Mine was delayed the day of pick up. I was to pick up my model S long range on December 31 at 5pm. I ordered it on May 4, 2021. It was postponed 3 times but on the first week of December i was given a range between December 21 and 31. I received calls and emails asking me to confirm that I still wanted it. I confirmed and the date was narrowed further between the 26th and the 31. On the 27 I spoke with the manager in Fresno, California who checked my account and told me all was good to go but because my loan was pre approved with Bank of America he said they may take a week to fund the money and they could not hold the car once it’s in.

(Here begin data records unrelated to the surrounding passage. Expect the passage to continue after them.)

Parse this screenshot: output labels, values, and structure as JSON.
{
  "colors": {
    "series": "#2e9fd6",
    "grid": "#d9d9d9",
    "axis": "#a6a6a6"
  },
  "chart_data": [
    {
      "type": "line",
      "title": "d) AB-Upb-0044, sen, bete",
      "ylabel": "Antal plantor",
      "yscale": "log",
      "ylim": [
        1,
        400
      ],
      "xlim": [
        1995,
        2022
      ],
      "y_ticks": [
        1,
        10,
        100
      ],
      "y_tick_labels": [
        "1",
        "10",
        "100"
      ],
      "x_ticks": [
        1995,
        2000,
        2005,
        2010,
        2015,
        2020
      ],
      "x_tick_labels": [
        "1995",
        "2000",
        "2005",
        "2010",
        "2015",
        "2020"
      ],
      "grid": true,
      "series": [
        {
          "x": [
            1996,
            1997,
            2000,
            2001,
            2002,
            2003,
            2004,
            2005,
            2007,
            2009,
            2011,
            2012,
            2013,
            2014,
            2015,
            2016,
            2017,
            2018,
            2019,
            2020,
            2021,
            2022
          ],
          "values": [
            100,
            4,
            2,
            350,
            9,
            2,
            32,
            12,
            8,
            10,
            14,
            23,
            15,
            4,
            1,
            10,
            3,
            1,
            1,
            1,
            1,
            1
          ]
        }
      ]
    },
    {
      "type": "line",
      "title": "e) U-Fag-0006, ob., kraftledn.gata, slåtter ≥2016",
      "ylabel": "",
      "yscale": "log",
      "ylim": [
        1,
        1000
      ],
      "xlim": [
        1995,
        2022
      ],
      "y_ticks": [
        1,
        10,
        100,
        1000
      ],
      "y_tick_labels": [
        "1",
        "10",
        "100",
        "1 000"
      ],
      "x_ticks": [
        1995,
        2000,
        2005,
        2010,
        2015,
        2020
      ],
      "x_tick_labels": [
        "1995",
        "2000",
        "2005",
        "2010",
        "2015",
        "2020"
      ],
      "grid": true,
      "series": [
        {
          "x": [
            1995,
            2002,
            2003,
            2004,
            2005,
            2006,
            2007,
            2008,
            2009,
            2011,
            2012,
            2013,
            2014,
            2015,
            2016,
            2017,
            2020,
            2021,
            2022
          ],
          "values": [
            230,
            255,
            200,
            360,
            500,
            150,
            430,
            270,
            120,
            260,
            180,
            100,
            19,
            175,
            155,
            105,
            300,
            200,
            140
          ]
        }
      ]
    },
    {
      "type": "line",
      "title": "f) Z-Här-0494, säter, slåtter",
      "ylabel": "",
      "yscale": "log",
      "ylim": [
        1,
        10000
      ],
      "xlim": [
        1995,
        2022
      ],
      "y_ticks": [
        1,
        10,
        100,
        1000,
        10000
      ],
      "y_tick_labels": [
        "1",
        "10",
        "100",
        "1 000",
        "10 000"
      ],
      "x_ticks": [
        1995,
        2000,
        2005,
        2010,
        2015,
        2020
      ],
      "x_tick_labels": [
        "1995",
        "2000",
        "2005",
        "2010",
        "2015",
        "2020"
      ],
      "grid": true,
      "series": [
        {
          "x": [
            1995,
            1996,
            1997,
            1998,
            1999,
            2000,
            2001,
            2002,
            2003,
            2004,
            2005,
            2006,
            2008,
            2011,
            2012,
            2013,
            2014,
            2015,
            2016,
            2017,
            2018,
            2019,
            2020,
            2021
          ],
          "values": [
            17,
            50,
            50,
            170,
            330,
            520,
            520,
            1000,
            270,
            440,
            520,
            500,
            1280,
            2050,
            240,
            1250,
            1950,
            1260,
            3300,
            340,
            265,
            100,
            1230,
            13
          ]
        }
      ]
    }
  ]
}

So I applied for a loan with Tesla, was approved right away. I confirmed with the manager and he said we were still on for the 31 pick up at 5pm. The day before we were still on. The same day, on the 31 I was excited that I would pick it up later that day. At noon that day, New Years eave (by the way I cancelled my plans to go to LA to be with friends) I called Tesla to ask when and how I would pay the down payment. That’s when I was informed that the day was postponed again. I argued that how is it possible to cancel the same day? Their answer was they cannot know what cars they will receive. But the same day? Five hours before pick up? They postponed again for the first week of January 2022 but that was postponed again to March. But Tesla says it will likely be in January. We are January 18 and still nothing. Since then I found out several people ordered after me and received the vehicle months ago. The same car with the same options. There are only two possibilities here. Either they are selling the car to someone offering more money or Tesla is highly disorganized. There cannot be any other reason. Postponing the day of pick up, after I called to confirmed. They did not even call me. What’s up with that?


----------



## XclusivemodelS (11 mo ago)

I’m in same boat white on white long range ordered June 21 to be honest I think delay is it’s new tail and headlights ambient lights and now airbag horn all things that was supposed to happen from the beginning but guess will blame supply chain so I’m in hops wait will be worth it


----------



## XclusivemodelS (11 mo ago)

XclusivemodelS said:


> I'm in same boat white on white long range ordered June 21 to be honest I think delay is it's new tail and headlights ambient lights and now airbag horn all things that was supposed to happen from the beginning but guess will blame supply chain so I'm in hops wait will be worth it


Oh yeah and my new date is now may 27 I hope good things really comes to those who wait


----------